Question

The velocity of a bicycle is given by v(t) = 7t feet per second, where t is the number of seconds after the bike starts moving. How far does the bicycle travel in 3 seconds?

Answer 1

To find the distance the bicycle travels in 3 seconds, integrate the velocity function v(t) = 7t from 0 to 3 seconds to get a total distance of 31.5 feet.

Step-by-step explanation:

To calculate the distance the bicycle travels in 3 seconds, we need to integrate the velocity function v(t) = 7t with respect to time over the interval from 0 to 3 seconds.

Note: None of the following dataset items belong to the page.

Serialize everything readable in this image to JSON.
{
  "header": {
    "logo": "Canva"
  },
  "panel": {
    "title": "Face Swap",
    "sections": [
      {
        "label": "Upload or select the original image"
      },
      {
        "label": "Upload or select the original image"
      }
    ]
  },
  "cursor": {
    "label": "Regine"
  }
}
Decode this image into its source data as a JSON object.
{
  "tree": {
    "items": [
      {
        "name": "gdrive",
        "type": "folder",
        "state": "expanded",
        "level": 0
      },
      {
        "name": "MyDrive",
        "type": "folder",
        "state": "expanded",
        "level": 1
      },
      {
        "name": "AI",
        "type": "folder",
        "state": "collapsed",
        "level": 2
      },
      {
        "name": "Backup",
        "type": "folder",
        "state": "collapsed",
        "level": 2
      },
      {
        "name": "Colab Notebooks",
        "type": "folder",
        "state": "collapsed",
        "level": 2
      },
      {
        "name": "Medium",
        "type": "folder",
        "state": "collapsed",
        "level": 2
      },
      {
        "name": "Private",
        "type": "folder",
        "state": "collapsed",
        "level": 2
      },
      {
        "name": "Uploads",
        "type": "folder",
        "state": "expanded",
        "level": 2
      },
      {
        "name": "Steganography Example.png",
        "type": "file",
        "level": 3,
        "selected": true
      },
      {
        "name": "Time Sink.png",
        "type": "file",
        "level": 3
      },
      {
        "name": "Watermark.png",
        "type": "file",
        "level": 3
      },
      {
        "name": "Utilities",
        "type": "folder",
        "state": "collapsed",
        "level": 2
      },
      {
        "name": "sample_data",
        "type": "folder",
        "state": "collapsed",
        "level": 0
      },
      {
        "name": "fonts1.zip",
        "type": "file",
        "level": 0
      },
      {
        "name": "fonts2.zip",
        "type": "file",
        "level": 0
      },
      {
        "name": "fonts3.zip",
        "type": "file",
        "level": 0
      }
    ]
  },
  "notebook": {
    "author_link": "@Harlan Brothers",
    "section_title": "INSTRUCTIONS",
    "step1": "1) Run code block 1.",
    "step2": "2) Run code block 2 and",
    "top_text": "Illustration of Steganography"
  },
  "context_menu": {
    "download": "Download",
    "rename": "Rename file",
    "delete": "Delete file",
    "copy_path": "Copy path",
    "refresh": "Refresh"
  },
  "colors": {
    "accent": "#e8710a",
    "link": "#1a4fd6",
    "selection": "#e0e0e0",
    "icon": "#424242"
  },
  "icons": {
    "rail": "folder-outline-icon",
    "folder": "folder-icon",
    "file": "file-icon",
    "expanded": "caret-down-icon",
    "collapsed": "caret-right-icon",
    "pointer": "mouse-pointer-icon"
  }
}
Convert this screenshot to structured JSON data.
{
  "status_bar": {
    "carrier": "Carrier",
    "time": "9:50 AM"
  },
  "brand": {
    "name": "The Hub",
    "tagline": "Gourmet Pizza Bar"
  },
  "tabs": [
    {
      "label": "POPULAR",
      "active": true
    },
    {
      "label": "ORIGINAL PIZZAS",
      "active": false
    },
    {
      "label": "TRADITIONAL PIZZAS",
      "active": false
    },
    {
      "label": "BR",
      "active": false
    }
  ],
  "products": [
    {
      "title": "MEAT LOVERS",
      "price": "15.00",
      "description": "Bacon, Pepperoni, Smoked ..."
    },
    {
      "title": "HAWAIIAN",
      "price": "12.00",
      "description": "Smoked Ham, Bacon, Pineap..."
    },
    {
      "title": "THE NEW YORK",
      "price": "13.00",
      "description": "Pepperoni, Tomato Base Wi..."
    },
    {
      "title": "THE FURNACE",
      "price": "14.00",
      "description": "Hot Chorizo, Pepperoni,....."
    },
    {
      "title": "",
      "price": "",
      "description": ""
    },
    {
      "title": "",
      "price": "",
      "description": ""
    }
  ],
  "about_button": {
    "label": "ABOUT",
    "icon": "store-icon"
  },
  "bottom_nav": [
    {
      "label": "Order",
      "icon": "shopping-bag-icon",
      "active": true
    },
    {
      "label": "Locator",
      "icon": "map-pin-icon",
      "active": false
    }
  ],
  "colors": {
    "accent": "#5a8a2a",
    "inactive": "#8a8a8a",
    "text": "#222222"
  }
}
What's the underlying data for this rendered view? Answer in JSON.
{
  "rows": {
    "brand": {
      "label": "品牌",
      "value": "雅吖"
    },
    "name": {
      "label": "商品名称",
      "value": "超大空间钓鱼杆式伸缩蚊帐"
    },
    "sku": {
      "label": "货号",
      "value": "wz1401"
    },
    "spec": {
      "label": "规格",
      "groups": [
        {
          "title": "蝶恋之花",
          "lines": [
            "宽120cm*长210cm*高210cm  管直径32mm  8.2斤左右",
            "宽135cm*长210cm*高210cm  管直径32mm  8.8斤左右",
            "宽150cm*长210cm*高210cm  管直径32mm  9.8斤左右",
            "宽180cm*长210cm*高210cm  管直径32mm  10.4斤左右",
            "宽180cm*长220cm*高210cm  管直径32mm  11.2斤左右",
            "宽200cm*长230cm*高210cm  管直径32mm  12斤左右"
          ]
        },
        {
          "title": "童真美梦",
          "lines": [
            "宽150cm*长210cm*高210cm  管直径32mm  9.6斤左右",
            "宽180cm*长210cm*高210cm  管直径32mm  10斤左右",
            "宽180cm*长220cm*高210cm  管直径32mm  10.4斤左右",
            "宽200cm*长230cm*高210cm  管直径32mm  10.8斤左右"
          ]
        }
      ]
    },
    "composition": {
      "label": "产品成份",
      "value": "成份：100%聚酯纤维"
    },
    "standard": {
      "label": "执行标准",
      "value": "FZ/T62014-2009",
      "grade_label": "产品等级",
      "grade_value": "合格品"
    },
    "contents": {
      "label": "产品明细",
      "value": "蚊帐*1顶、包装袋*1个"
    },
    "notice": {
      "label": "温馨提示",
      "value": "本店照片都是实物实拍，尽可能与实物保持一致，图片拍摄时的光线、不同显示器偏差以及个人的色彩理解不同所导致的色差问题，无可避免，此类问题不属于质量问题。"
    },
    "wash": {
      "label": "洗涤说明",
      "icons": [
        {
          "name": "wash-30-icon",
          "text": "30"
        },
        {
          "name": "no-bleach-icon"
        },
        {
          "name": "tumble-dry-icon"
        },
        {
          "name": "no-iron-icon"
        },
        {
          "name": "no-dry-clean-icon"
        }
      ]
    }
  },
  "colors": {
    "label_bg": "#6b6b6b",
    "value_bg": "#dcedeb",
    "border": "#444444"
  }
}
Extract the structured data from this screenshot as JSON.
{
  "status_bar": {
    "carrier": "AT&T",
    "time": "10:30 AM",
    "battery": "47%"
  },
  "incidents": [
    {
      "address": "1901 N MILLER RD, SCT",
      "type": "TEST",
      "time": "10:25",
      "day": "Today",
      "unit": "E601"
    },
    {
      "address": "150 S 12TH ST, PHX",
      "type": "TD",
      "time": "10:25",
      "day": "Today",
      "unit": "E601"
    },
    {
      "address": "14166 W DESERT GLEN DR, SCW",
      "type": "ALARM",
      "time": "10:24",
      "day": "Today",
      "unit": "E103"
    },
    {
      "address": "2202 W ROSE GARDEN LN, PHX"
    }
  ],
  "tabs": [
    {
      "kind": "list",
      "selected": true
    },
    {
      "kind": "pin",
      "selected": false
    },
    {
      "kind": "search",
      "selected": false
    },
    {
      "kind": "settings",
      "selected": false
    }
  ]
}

The distance covered, or displacement, is the integral of velocity v(t) with respect to time t:

1. Write the integral for the distance: ∫ v(t) dt = ∫ 7t dt.
2. Integrate 7t with respect to t over the interval from 0 to 3 seconds: ∫_{0}^{3} 7t dt = [\frac{7}{2}t^2]_{0}^{3}.
3. Calculate the definite integral: [\frac{7}{2}t^2]_{0}^{3} = \frac{7}{2}(3^2) - \frac{7}{2}(0^2) = \frac{7}{2}(9) = \frac{63}{2}.
4. Convert the fraction to a decimal: \frac{63}{2} = 31.5.

Therefore, the bicycle travels a distance of 31.5 feet in 3 seconds.